What a Nerve! Man proposes, God disposes
Posted by dodo on 26 Sep 2008 | Tagged as: Dating, Engagement Ring, Lesbian Friend, Love, Marriage, Matchmaker, Party, Romance, Sex |
‘I want to ask you a question.’
‘What?’ I said, in a small unpromising voice. ‘How would you like to be Mrs Buddy Willard?’
‘Man proposes, God disposes’, runs the proverb. And women have to put up with the mess they both make of it’, as one of England’s premier duchesses observes in her irreverent moments. Since society and custom have traditionally favoured men with the right of proposing, all too often women are no more than sitting ducks — and there are some terrible bird dogs around.
It is a myth that women are the ones who are wild to get married, while the noble male has his mind loftily fixed on higher things. Men unthinkingly expect to marry, to replace painlessly the services of their mother with the more extended range of functions that a wife can provide. Therefore they get really nervous when they realize that it’s not just going to happen — or rather, that it seems to behappening to all their chums and not to them. Hooray Henries are converted overnight into Desperate Dans, who now get you up a corner at a party to confide gloomily that they’ve missed the boat, all the good ones have gone, anddo you think they ought to have a go at old Sarah before that wally Henderson snaffles her up?
In such moods men will propose to anything. One young Warwickshire squire spent all his time with his horses and hounds, and his conversational level was about on a par with that of his four-footed friends. Not surprisingly, his efforts to get a girl to share his life went unrewarded. After recognizing his failure he was in danger of moving from the equestrian class to the neurotic, in G.B. Shaw’s memorable division of English society. He was overheard at the County Horse Show, frenziedly outlining to his thoroughbred mare all the reasons why he’d make a terrific husband, and concluding with:
Dammit all, Tosca, YOU’D have me, wouldn’t you?

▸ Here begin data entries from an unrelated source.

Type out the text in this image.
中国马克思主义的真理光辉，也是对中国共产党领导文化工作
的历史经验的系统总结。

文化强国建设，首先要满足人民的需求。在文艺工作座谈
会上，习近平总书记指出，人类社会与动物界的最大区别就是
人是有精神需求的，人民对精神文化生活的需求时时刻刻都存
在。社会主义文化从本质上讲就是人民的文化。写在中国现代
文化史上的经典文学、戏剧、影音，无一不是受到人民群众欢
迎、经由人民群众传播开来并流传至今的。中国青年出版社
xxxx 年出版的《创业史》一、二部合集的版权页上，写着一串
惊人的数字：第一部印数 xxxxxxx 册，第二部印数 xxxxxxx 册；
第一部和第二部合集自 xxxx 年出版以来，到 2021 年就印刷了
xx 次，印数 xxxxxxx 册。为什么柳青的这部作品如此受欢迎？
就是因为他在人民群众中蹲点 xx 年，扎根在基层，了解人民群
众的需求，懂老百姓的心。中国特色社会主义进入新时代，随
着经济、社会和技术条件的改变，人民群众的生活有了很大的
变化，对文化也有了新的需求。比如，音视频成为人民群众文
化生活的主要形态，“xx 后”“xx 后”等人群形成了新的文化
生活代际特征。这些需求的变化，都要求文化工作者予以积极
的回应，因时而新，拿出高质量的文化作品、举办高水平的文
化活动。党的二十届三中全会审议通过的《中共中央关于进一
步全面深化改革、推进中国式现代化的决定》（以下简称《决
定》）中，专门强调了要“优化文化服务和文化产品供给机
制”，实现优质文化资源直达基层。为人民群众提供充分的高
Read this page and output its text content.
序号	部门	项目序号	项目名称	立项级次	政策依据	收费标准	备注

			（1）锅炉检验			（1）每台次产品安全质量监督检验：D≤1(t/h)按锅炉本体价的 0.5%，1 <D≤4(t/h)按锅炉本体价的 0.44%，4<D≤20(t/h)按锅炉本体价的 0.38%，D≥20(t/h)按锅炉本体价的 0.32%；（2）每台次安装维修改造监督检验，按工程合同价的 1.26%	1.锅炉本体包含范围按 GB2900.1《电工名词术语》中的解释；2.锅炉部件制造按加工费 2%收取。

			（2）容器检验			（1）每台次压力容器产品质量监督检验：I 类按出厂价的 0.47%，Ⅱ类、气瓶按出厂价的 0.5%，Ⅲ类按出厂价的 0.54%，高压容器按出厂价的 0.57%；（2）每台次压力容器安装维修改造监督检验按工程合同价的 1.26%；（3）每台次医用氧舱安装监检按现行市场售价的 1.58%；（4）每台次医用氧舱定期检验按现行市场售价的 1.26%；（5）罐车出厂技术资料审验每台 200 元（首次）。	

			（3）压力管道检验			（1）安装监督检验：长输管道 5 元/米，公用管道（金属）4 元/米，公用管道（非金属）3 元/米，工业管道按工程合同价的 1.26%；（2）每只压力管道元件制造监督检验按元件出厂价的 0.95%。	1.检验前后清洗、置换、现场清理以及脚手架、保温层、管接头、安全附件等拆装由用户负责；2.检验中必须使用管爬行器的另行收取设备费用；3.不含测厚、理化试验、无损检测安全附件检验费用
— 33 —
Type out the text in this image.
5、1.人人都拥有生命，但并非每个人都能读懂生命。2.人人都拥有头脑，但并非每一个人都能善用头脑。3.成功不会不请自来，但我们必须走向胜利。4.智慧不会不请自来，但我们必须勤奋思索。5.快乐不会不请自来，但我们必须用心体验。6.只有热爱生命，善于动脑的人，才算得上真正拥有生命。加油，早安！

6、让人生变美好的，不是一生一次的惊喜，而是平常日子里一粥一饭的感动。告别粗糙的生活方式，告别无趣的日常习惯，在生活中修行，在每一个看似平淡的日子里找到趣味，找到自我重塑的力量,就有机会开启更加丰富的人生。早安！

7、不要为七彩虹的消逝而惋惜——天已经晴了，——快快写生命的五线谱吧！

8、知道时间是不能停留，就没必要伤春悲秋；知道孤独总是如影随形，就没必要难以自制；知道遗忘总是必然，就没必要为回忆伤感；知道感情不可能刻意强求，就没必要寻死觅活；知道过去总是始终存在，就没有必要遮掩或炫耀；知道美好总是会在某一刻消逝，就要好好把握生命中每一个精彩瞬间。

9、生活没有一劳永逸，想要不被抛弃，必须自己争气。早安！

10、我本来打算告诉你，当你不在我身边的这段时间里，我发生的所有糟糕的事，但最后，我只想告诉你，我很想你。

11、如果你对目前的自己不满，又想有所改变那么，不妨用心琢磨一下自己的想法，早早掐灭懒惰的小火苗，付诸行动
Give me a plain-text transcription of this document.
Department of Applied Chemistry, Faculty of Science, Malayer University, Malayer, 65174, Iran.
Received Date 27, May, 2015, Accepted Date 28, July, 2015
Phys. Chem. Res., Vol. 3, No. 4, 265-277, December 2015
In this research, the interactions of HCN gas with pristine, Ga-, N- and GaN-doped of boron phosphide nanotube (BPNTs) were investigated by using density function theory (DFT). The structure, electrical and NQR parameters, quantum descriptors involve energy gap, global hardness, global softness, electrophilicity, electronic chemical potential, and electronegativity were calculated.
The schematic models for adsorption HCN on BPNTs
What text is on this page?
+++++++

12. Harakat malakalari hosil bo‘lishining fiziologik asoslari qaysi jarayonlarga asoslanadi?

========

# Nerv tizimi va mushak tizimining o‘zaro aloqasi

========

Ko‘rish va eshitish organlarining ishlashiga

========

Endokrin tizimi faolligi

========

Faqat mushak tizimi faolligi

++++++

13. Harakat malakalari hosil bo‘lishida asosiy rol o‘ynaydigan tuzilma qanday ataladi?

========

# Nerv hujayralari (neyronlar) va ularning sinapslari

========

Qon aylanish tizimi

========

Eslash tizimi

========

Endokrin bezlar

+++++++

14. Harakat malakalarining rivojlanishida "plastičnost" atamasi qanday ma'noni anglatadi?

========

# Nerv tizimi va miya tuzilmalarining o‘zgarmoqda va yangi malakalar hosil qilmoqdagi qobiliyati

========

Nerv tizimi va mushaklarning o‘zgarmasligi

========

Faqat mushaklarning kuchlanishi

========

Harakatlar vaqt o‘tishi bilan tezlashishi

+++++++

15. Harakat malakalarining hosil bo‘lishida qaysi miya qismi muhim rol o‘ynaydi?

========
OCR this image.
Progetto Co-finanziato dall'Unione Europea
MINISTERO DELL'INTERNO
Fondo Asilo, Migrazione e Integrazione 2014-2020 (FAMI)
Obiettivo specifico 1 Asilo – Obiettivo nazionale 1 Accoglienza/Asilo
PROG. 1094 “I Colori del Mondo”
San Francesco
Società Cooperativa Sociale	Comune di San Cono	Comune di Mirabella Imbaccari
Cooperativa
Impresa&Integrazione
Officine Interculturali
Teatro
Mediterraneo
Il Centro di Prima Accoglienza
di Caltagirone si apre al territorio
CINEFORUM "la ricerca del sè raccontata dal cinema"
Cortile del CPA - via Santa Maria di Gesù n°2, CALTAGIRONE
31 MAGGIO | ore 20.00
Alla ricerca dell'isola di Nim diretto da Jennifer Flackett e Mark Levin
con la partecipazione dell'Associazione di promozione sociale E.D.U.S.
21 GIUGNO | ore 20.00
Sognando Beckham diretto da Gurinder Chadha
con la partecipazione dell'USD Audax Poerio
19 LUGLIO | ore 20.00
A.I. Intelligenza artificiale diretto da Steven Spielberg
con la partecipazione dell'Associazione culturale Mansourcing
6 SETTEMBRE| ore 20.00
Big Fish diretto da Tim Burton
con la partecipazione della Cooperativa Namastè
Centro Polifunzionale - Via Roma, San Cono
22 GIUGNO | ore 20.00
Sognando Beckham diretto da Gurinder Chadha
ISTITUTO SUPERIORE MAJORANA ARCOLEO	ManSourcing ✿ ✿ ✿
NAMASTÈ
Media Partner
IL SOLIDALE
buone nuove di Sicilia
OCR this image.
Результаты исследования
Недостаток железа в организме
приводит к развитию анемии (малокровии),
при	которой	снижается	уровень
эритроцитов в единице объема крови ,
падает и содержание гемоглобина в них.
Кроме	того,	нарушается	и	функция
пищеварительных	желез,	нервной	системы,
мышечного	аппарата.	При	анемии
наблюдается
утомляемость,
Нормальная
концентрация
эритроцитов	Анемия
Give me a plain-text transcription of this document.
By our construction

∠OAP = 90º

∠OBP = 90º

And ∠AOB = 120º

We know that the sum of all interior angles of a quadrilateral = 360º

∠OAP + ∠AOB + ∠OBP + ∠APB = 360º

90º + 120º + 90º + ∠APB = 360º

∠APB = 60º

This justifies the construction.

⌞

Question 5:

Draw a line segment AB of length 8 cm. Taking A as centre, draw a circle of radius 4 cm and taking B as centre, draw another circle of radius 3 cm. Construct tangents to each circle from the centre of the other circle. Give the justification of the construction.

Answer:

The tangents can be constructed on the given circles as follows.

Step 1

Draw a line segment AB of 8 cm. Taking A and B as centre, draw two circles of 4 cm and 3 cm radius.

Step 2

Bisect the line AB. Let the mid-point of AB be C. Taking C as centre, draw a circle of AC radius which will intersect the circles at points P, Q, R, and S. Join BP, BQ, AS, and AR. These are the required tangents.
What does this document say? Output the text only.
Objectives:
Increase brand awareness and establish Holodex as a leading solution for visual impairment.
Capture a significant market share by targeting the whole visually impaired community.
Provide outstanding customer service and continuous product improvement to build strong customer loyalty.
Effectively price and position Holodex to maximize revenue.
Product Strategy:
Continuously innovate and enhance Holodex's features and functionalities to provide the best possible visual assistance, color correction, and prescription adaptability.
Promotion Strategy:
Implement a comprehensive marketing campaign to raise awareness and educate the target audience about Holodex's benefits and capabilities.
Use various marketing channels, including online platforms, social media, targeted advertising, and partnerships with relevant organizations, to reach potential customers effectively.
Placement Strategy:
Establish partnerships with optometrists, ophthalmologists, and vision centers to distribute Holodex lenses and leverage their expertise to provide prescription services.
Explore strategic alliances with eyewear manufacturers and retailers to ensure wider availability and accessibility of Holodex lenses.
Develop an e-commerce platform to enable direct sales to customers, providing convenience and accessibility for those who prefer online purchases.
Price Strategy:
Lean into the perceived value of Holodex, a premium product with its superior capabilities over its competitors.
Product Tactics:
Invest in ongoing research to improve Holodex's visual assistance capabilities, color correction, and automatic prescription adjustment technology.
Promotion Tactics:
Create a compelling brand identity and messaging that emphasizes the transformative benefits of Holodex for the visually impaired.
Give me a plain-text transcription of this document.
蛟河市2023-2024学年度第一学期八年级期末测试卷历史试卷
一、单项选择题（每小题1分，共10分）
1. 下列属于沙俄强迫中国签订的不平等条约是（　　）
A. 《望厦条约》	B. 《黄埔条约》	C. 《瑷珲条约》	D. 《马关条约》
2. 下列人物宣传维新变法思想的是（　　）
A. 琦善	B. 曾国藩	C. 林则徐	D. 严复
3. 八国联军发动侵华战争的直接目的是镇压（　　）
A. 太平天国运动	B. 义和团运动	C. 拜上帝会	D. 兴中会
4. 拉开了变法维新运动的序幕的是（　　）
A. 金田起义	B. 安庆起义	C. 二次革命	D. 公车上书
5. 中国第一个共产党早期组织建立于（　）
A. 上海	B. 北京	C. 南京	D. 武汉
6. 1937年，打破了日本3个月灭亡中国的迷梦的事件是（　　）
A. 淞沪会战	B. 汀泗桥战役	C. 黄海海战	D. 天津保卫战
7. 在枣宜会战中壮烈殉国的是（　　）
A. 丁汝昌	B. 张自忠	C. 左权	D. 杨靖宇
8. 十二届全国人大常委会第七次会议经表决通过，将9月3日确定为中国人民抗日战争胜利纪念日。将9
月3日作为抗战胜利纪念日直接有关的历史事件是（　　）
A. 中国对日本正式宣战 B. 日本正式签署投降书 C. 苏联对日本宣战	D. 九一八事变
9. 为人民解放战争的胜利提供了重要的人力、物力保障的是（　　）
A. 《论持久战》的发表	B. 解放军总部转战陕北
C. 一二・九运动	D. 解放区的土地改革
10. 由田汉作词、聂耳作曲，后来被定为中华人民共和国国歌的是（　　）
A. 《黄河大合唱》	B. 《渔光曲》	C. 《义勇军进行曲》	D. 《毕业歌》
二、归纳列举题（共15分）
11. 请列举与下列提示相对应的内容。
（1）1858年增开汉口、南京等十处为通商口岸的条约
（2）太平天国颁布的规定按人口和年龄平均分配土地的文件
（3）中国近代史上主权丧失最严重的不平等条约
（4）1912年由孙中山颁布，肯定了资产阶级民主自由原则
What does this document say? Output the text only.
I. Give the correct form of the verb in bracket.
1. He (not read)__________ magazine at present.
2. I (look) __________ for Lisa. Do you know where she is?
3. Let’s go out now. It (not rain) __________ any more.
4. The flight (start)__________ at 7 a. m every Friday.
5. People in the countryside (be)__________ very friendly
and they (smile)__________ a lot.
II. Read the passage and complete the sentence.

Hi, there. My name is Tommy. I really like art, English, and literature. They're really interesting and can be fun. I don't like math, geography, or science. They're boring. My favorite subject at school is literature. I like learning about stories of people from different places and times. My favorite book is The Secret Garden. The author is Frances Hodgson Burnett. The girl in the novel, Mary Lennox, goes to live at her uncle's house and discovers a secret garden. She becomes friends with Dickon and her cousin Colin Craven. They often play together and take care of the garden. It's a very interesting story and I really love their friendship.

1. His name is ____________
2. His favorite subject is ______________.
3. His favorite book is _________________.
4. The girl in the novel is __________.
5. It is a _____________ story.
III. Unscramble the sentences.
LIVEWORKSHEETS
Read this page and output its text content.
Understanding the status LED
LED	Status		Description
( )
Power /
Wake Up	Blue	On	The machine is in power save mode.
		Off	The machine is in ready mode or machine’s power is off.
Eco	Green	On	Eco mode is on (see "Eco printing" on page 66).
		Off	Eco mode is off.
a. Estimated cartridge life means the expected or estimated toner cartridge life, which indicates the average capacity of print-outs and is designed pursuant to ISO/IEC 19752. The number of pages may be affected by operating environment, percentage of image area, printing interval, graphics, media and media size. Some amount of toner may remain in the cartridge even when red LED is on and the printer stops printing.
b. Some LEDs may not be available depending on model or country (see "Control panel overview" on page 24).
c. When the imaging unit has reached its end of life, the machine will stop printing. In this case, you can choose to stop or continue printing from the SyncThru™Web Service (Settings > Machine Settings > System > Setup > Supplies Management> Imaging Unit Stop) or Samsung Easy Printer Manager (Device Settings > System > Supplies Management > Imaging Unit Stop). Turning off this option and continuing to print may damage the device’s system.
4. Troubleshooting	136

Yet whether impelled by desperation or deep self-love, men still go on proposing. You may heartily agree that they need all the practice they can get but, as with sex, you’re likely to have serious reservations about being the party practised upon. What woman can enjoy being at the mercy of a guy whose fumbling inexpertise raises incompetence to the level of an art? Yet this is what happens, all the time.
Fearless and painstaking research has uncovered a vast number of Truly Awful Proposals. Some of these specimens are so choice as to qualify as anti-proposals. How would you feel on the receiving end of any of these?
‘I’ll marry you, I know I’m stuck with you for life‘
‘I’ve decided we should marry — for tax purposes’
‘We have to get married —I’m sick of buying you things
and having to be nice to you all the time!’
As this shows, your researcher never failed to boldly go where no man has gone before, in asking women about men asking them to marry. It can now be reported that in all the above cases, every single one of these dreadful drongos was accepted!
It’s not easy to be a star of the marriage moment. Being a real star, even a movie hero of zillions of women’s romantic fantasies, doesn’t mean you can do in your own life what you do so superbly on celluloid. The amazing Peter Finch had as his first love a beautiful Australian socialite called Sheila (really). He took her out dancing to create the right atmosphere — ‘Peter simply was the most gorgeous dancer,’ she says — but when it came to the point, all he could do was blurt out:
We must get married!
Yet even this effort makes Finchie look like a king of chivalry against Richard Burton. The Welsh wizard, far from proposing to the most famous of his wives, assaulted Elizabeth Taylor with a barrage of insults from the word go, of which ‘Miss Tits’, ‘fat little tart’ and ‘she’s so dark she probably shaves’ are among the more fragrant samples.
The real enemy of promise among proposing males is a massive masculine arrogance. This means a complete blindness to the rights and needs of the woman, even when they are protesting that they love her above all the world.
Henry James made a study of such a man in The Bostonians. Basil Ransom’s ‘love’ for Verena Tarrant means a determination to get her away from her parents, from the life she leads with her lesbian friend Olive, and especially from her work in the emerging movement for women’s rights in America. She resists his attentions, even goes into hiding to get away from him, but he catches up with her just as she is about to address a public meeting. He knows at once that he is on the point of victory:
He saw that he could do what he wanted, that she begged him, with all her being to spare her, but that so long as he should protest, she was submissive, helpless . . .
`Dearest, I told you, I warned you. I left you alone for ten weeks; but could that make you doubt it was coming? Not for words, not for millions, shall you give yourself to that roaring crowd. Don’t ask me to care for them or for anyone! You are mine, not theirs!’